Sometimes I need help coming to myself. I think I am lost among the billions of people who exist. Who have existed. They trail down the crowded black holes of thousands of years. People like Mary Whitherspoon. I found her gravestone in Booth Bay, Maine. It was darkened and stained by years of salt air and pollution, the words barely discernable: "Here lies beloved wife and mother. B.1756 D.1799. Fading in body, though we fought to keep her, God's angels took her." Known and beloved. Now forgotten. Lost, a mere 200 years ago. Or 2,000. A zero hardly makes a difference.

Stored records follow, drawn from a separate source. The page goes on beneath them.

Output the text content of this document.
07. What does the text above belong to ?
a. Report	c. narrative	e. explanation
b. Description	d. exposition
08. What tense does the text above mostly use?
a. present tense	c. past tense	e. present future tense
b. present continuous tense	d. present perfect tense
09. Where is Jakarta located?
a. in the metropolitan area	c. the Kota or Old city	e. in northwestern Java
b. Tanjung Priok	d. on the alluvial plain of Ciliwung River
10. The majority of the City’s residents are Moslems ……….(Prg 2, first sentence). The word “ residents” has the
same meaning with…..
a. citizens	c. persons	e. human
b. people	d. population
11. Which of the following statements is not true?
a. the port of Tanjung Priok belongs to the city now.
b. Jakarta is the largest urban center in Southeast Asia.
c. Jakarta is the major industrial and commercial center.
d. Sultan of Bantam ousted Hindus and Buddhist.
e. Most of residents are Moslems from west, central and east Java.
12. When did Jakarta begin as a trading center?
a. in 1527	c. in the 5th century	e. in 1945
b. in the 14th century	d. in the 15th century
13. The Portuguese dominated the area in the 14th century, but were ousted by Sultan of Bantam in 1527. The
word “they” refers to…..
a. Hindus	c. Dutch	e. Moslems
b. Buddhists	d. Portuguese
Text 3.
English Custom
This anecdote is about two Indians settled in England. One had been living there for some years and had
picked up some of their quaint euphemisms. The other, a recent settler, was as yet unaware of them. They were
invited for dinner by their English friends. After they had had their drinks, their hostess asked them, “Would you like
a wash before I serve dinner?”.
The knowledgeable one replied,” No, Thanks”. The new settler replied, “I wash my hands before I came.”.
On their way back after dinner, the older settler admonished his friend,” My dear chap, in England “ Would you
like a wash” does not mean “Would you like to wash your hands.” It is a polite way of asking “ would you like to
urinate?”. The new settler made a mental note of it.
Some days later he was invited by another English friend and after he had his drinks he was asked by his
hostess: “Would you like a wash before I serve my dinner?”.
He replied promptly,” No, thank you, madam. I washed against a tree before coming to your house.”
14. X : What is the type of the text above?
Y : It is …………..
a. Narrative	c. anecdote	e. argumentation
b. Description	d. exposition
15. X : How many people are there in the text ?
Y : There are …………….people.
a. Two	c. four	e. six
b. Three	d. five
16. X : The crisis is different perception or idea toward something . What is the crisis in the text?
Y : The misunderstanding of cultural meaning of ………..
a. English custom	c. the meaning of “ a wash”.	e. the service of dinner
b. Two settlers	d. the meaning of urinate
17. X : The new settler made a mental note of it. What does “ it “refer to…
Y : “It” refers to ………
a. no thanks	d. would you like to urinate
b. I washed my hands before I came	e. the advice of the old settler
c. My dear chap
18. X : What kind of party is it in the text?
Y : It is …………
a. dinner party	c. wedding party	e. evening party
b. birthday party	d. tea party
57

I try to think small and manageable, but I fall into what Denise Levertov describes: "the dizzying multiplication of all language can name or fail to name, unutterable swarming of molecules. All Pascal imagined, all he could not stretch his mind to imagine is known to exceed his dread." Small turns into too many and frightens my understanding. I want security. I want my collection of molecules to be known by someone. I want to be remembered, not lost two thousand years from now.
Is that why God gave us the book of Numbers? A record of the children of Israel? Their names roll past by tribe, by clan, by family. Page after page of recorded numbers. So utterly boring. Until we recognize what is before our eyes. These were God's own, called by name.
Then there's Ebed-Melech, the Cushite from the book of Jeremiah. He wasn't even an Israelite, just a lost foreigner working in the palace of the rotten King of Judah. Ebed-Melech dared to call it wicked when Jeremiah was thrown into a cistern. He tenderly rescued Jeremiah, carefully pulling him up on rag-padded ropes in order to spare his suffering and broken body. Ebed was a nobody, at a time when destruction fell like bombs. But God said through Jeremiah: Go tell Ebed; "I will rescue you, I will save you, because you trust in me" (Jeremiah 39).
We have Jesus who calls his own sheep by name and patiently leads the entire bleating bunch out to pasture, making certain they drink and rest.
God does not change. I received help on this idea from a cliff the other day-a good, although imperfect, metaphor for God. I sat before it, like a desert father, but only long enough to grow chilled as the westering sun dropped into the hills behind me. I received no entrancing insight. No spiritual experience. Just numb fingers. The wisdom of the desert fathers from 18 centuries ago will have to suffice.
Gregory of Nyssa contemplated a canyon cliff and discovered the majesty, fear, and even the love of God. Beldon Lane points out that you can look at a canyon cliff, think about how long it has been there, and ask yourself, how did that canyon cliff change on the day my personal world fell apart? Or on the day you discovered you were in a black hole? Or was a nobody among millions? The answer is not at all. It sits there the same as it always has.
Just so God.
Mary Whitherspoon, did God's angels come to get you? Then you are not lost. How could I have thought such a thing? God is still here, still finding us by name, calling us out one by one, counting our hair, and loving us in the midst of uncertainty, darkness, and death.